Award-winning invention takes the danger out of rail

Jennifer Shand Jennifer Shand Australasia Press Office,Sydney
21 October 2020

An Arup invention – the electronic danger tag (e-DT) – has won a national industry award, recognising its potential to improve safety, cut costs and reduce service disruptions on electrified rail networks.

Described as ‘game-changing with global application’, the remote-controlled device received the 2020 Australasia Rail Industry Award for Innovation and Technology.

The Arup team developed the e-DT to revolutionise the costly and slow process for safely managing high voltage power supplies during track maintenance or an incident response.

Sydney Trains has been rigorously testing the e-DT in off-system trials with very positive results, and will soon commence using it at Central Station ahead of a potential wider roll-out across the network.
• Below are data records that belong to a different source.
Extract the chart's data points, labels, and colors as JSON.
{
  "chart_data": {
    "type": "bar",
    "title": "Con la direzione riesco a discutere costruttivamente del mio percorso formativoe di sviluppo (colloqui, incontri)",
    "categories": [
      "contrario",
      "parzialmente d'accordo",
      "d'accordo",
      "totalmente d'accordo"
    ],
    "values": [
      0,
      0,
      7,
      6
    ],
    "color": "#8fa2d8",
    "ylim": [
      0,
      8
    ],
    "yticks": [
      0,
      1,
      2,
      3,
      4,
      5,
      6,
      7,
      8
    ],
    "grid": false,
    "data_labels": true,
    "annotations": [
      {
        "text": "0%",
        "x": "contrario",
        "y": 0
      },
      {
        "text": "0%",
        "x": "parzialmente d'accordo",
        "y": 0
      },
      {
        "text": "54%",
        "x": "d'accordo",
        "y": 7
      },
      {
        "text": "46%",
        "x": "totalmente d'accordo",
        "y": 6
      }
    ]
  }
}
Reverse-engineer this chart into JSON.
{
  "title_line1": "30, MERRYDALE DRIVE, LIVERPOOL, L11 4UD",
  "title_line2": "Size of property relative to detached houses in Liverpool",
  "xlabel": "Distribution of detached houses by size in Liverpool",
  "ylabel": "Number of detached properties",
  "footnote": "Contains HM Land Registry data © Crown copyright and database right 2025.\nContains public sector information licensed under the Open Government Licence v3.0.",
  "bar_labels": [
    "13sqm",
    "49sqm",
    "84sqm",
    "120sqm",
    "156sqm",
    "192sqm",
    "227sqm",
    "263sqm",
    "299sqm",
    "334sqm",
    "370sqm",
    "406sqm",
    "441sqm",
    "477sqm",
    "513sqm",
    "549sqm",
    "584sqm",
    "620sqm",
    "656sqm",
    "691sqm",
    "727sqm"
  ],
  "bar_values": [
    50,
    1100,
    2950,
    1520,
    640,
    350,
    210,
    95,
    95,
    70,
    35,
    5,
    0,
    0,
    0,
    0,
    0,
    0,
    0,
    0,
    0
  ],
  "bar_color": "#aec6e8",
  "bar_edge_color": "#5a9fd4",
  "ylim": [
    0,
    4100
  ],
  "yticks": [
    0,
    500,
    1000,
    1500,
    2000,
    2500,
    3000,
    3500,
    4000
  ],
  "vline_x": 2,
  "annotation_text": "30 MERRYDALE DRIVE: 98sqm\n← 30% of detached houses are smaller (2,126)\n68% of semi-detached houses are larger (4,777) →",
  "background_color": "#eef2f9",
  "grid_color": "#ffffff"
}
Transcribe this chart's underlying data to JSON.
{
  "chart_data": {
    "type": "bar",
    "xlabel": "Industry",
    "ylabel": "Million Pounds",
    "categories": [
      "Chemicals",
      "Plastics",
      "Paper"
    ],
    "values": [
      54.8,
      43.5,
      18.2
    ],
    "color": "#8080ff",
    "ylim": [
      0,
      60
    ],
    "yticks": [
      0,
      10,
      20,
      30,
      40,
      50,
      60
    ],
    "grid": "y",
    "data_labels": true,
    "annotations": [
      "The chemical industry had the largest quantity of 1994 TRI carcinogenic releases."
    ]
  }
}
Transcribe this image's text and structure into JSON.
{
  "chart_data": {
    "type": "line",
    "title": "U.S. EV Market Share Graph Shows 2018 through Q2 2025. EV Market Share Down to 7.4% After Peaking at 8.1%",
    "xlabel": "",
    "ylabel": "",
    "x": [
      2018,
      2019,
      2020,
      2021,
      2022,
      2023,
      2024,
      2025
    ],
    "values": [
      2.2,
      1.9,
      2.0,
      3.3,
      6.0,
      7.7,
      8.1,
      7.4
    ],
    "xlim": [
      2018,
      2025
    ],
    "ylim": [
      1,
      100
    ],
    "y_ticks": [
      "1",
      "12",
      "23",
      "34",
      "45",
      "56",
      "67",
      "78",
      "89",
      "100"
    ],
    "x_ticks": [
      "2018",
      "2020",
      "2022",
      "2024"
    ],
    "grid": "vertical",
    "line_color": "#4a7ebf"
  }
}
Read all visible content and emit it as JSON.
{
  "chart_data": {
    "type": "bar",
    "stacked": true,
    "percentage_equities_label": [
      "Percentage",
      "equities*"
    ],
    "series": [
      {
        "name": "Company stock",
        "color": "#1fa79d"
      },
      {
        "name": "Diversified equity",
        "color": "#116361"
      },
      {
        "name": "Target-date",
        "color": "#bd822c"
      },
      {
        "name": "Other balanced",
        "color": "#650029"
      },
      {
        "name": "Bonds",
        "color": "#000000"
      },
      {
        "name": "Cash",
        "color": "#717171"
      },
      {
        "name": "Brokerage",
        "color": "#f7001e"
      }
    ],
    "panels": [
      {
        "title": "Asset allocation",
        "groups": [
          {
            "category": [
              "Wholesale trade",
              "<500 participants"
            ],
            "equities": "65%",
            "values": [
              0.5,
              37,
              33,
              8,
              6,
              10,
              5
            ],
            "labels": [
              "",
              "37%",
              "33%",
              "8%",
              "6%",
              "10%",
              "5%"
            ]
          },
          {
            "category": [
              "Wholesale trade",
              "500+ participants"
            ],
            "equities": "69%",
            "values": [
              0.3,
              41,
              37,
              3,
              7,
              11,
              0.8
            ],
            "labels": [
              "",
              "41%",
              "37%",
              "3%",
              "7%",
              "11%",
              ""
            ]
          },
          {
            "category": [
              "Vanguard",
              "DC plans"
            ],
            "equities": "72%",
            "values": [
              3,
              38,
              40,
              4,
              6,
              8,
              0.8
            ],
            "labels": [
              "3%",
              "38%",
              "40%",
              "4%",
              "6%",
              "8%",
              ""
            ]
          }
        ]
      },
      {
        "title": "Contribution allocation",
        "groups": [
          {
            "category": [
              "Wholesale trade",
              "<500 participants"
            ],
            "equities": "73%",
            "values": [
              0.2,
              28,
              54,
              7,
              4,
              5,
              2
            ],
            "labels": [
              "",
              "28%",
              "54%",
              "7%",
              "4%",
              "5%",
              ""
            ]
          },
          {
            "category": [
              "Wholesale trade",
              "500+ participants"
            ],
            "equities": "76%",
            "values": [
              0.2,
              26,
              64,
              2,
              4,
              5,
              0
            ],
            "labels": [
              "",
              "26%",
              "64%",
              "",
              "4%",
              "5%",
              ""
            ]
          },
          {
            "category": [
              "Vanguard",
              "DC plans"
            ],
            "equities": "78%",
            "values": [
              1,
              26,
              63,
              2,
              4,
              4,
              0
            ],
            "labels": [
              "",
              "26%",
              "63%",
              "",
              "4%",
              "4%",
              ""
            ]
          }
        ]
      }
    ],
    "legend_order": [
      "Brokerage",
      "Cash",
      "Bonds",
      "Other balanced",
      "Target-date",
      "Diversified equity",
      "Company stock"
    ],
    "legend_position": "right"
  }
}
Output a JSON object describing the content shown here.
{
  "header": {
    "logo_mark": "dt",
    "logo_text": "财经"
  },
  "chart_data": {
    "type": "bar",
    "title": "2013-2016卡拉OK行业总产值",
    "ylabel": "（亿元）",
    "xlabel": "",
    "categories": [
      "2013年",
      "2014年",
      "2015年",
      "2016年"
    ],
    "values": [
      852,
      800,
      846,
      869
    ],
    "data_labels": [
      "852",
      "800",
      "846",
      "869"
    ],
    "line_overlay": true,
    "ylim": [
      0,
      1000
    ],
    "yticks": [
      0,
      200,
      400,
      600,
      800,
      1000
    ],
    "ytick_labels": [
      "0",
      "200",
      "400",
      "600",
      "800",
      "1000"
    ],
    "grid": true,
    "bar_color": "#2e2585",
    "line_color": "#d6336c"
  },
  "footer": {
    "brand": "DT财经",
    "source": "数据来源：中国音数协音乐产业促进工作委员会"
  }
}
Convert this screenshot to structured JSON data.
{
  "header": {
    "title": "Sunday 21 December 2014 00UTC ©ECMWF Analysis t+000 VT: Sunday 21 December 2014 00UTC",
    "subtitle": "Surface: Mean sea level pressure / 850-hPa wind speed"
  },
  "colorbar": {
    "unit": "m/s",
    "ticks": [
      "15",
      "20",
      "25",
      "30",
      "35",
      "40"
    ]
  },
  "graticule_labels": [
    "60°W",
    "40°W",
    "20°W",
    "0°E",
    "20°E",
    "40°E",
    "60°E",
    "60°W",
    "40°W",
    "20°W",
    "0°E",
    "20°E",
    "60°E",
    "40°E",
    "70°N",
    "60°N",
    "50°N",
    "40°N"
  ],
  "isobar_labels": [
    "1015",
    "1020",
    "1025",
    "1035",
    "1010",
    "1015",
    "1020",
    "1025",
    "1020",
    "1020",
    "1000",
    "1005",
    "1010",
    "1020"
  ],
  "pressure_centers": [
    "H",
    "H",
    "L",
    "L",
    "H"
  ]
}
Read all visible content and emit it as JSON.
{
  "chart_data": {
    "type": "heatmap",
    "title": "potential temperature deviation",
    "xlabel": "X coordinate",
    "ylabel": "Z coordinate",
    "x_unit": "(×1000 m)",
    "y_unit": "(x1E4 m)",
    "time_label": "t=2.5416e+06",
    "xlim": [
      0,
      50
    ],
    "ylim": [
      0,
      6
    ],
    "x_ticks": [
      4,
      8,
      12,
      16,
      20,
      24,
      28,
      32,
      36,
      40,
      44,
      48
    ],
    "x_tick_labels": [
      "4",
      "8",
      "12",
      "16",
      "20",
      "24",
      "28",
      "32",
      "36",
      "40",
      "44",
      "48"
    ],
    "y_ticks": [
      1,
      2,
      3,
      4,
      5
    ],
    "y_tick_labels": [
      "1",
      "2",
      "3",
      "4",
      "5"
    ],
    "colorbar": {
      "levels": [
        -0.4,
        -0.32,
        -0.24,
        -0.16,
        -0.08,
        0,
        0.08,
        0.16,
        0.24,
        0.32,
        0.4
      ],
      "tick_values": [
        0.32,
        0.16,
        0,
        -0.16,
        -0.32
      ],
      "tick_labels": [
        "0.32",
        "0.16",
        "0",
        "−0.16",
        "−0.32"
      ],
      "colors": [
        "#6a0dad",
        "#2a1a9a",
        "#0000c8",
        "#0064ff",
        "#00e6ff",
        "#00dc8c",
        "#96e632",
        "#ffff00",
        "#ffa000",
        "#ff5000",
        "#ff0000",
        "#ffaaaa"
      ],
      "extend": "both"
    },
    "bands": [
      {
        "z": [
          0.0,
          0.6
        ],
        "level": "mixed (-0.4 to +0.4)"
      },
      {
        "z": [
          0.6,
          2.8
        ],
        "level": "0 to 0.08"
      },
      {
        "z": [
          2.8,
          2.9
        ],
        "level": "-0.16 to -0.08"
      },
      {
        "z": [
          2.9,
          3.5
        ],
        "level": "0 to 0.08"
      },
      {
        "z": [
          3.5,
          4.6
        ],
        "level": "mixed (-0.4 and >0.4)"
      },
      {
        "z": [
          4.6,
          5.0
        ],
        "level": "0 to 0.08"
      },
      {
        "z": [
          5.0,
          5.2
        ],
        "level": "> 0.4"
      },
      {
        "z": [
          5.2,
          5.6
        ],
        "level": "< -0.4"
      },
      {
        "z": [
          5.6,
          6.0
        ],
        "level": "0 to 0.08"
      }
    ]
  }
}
This new technology changes the decades-old practice of having people spend hours out on the tracks. ” David Stuart-Smith David Stuart-Smith Arup Global Rail Skills Network Leader

“Instead of physically attaching and later removing a ‘DANGER – Do Not Operate’ tag at each isolation point for overhead power lines, control room operators can activate the e-DT,” said David.

“When deployed as part of a remote isolation and rail connecting system, it saves a lot of the available time during a service shut-down, meaning more work can be done. It also means the response time is much quicker if there is a major incident - hours become minutes.”

David gave the example of an extensive isolation on the Sydney rail network (involving 39 switching locations and 176 switches) which could take up to five hours using traditional methods, being managed in 15 to 30 minutes with a remote isolation and rail connecting system enabled by the e-DT. Not only faster in cutting and restoring traction supply, the e-DT reduces the possibility of human error by providing the control room operator with direct visibility and control of the danger tag rather than relying on verbal communication with a field operator.

The tag is a stand-alone unit, about the size of a tissue box, which is weatherproof and resistant to mechanical shocks or electromagnetic disturbances.  It has a window display with either a ‘DANGER – Do Not Operate’ label or a black line when it is in a disengaged (clear) state.

“More than just a visual warning, it locks the switch, preventing accidental operation of the switch. The e-DT sets new benchmarks for compliance and safety,” David said.

With ‘DANGER – Do Not Operate’ tags used in almost every rail network in the world, the e-DT is potentially a game-changer for the industry both in Australia and internationally. ”

Accepting the Australasian Rail Association award, David paid tribute to colleagues Janine Joannou, Hatem Makkar, Tiernan Rankin and Project Director Gabriel McGowan.

He also thanked Infraco for building the prototype and Sydney Trains for the opportunity to work on the Remote Isolation and Rail Connection project.